Using MI as the feature selection method, there is a marginal increase of about 2% from baseline in case of unigrams, whereas there is a significant increase of about 12% in accuracy value for bigrams. After applying MI with RSUMM, there is an increase of 2.2% and 14% with unigrams and bigrams, respectively. Using the combination of DSE and MI, there is an increase of 1.4%, 16%, and 4% in case of unigrams, bigrams, and their combination, respectively. Using RSUMM and MI, the accuracy values obtained for unigrams, bigrams, and their combination are 86.1%, 83.9%, and 85.7%, respectively. The increase in their values from the baseline is about 8%, 20%, and 11% with unigrams, bigrams, and their combination as features, respectively, which is significant.

FDR as the feature selection technique performed very similar to MI. In case of unigrams, it increased the performance of the classifier compared with MI from the baseline (81.7%–80.4%). Using the combination of RSUMM and FDR, we obtain the highest accuracy of 86.7% and 84.5% with unigrams and bigrams, respectively. There is an increase in the accuracy values of about 9%, 21%, and 10% for each feature representation, respectively, from the baseline. There is a slight drop in the accuracy values when the combination unigrams and bigrams are used as features compared with unigrams and bigrams in isolation.
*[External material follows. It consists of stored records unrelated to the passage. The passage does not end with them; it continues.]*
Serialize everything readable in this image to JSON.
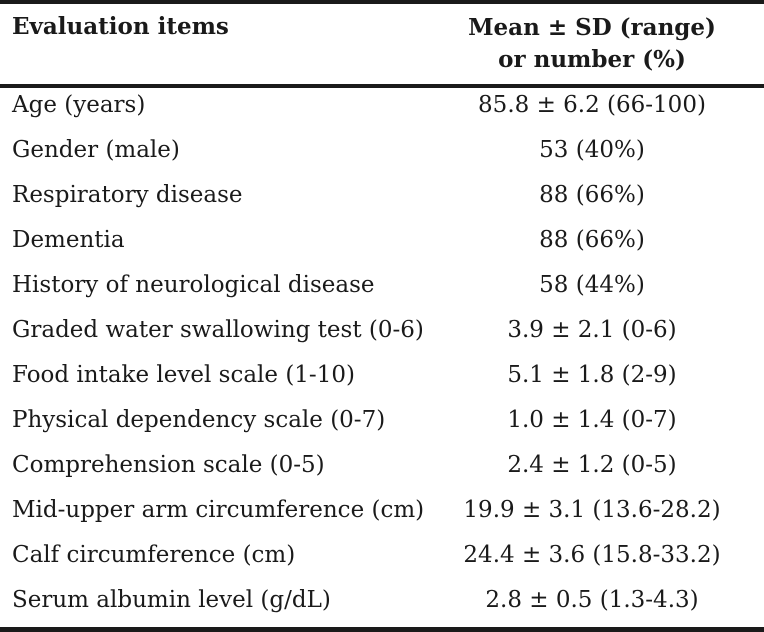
{
  "table": {
    "header": {
      "label": "Evaluation items",
      "value_line1": "Mean ± SD (range)",
      "value_line2": "or number (%)"
    },
    "rows": [
      {
        "label": "Age (years)",
        "value": "85.8 ± 6.2 (66-100)"
      },
      {
        "label": "Gender (male)",
        "value": "53 (40%)"
      },
      {
        "label": "Respiratory disease",
        "value": "88 (66%)"
      },
      {
        "label": "Dementia",
        "value": "88 (66%)"
      },
      {
        "label": "History of neurological disease",
        "value": "58 (44%)"
      },
      {
        "label": "Graded water swallowing test (0-6)",
        "value": "3.9 ± 2.1 (0-6)"
      },
      {
        "label": "Food intake level scale (1-10)",
        "value": "5.1 ± 1.8 (2-9)"
      },
      {
        "label": "Physical dependency scale (0-7)",
        "value": "1.0 ± 1.4 (0-7)"
      },
      {
        "label": "Comprehension scale (0-5)",
        "value": "2.4 ± 1.2 (0-5)"
      },
      {
        "label": "Mid-upper arm circumference (cm)",
        "value": "19.9 ± 3.1 (13.6-28.2)"
      },
      {
        "label": "Calf circumference (cm)",
        "value": "24.4 ± 3.6 (15.8-33.2)"
      },
      {
        "label": "Serum albumin level (g/dL)",
        "value": "2.8 ± 0.5 (1.3-4.3)"
      }
    ]
  }
}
7 Conclusions and future work

We focused on subjective feature extraction, the key component in document sentiment classification. We followed a two-step filtering methodology to mine subjective portions in a document. We used RSUMM to obtain the subjective excerpt of a document by estimating subjectivity at the sentence level. We then applied well-known feature selection methods on the subjective excerpt to obtain the final feature set. The major contributions of this work are:

  1. 1.

    We explored various subjective feature extraction methodologies in sentiment classification and their limitations.

  2. 2.

    We attempted to minimize resource dependency or complex patterns in subjective feature extraction.

  3. 3.

    We developed a simple and statistical methodology called RSUMM to extract subjectivity in a document.

We explored several resource-independent or language-independent subjective feature extraction methods from the literature. We used techniques similar to the vector space model in RSUMM to estimate the subjectivity of each sentence. To the best of our knowledge, use of techniques similar to the vector space model for extracting subjective features has not yet been proposed in the literature. Based on our experimental results, we conclude that subjective feature extraction is possible with minimum use of linguistic resources. We explored two frequency-based metrics (ADF and ASM) and used them in RSUMM to estimate subjectivity. We then applied two well-known feature selection methods (MI and FDR) on the subjective excerpt of RSUMM.

Our work can be considered as a building block for analyzing sentiment with minimal usage of linguistic resources and no complex patterns. In the future, we need to explore different metrics to extract subjectivity, and conduct experiments. As feature selection methods have proved critical in the performance of classification, we need to explore more novel methods for selecting features.